# Celeb Crush: Who is yours?



## Ricky Babalu (Jul 23, 2011)

Probably dating myself, but mine is: Rachel Welch.
View attachment 847


----------



## razorclose (Jun 9, 2011)

well before I found out she smoked like a chimney, it was Kate Beckinsale.

Currently, it is Amy Adams


----------



## poontab (Jun 7, 2011)




----------



## SyNiK4L (Jun 7, 2011)

emmanuelle chriqui from entourage


----------



## JSM9872 (Jun 27, 2011)

Mine is Kristen Bell.
View attachment 540


----------



## Jordan8 (Jun 10, 2011)

Ricky Babalu said:


> Probably dating myself, but mine is: Rachel Welch.
> View attachment 847


Megan Fox


----------



## irishmyles003 (Jul 9, 2011)

Mila Kunis!


----------



## NUNsLAUGHTER92 (Jun 18, 2011)

SyNiK4L said:


> emmanuelle chriqui from entourage


And she's in you don't mess with the zohan, she's so beautiful.
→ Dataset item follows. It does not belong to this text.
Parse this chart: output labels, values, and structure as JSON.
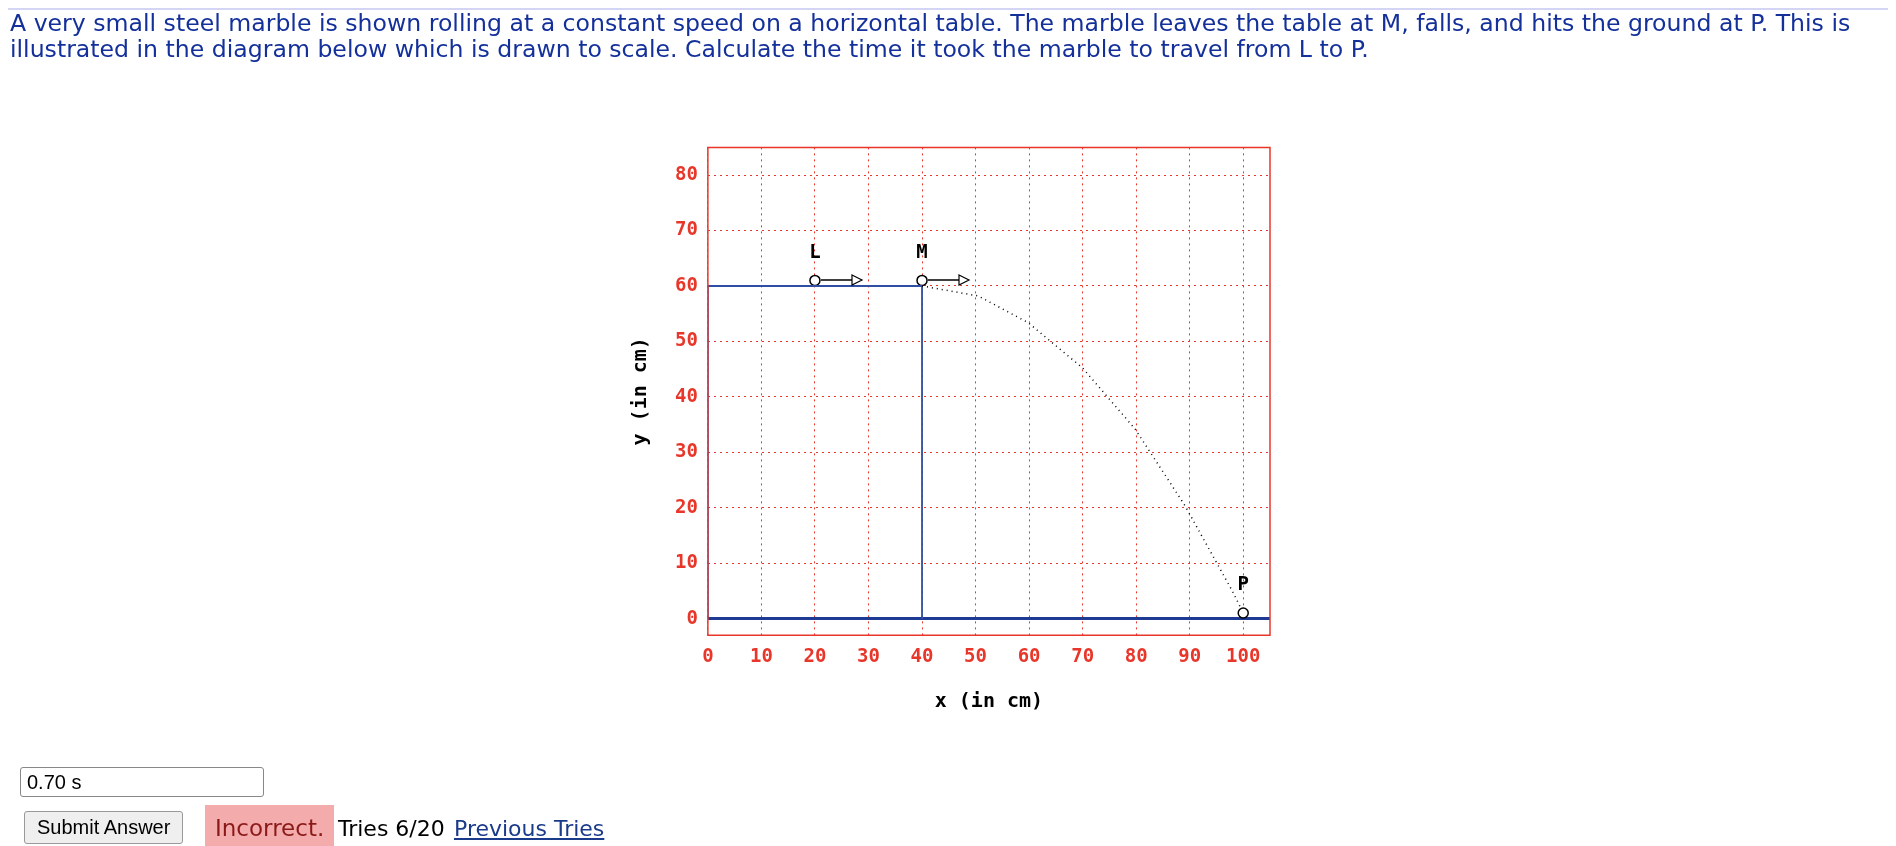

"The road to hell is paved with good intentions"


----------



## Nrfitchett4 (Jul 18, 2011)

brooklyn decker


----------



## Guest (Jul 30, 2011)

Mine is Rachel Weisz by a long shot.


----------



## iNfAMOUS702 (Jun 21, 2011)

If she ain't tattooed...I ain't interested  brittanya O'Campo I f*@#in love you!! Haha


----------



## Guest (Aug 22, 2011)

Ill have to say Jennifer Aniston. I mean.. yeah.. no further comment.


----------



## slimpirudude (Aug 7, 2011)

Megan fox. And Kim kardashian.  amongst others!


----------



## droidvirzi (Jun 16, 2011)

"slimpirudude said:


> Megan fox. And Kim kardashian.  amongst others!


I just learned last week kim kardashian had a sex tape xD


----------



## slimpirudude (Aug 7, 2011)

The kim k and ray j tape...ha yeah I seen it once....or twice...ok a few haha


----------



## itsTreyG (Aug 10, 2011)

Christina Milian










Sent from my Root Stick using Black RootzWiki Forums


----------



## excaliber88 (Aug 26, 2011)

Jewel but feeling Amy Adams as well.
View attachment 2144


----------



## Phateless (Sep 8, 2011)

Zooey Deschanel or Natalie Portman.


----------



## Ricky Babalu (Jul 23, 2011)

*Current Crush: Sofia Vergara*


----------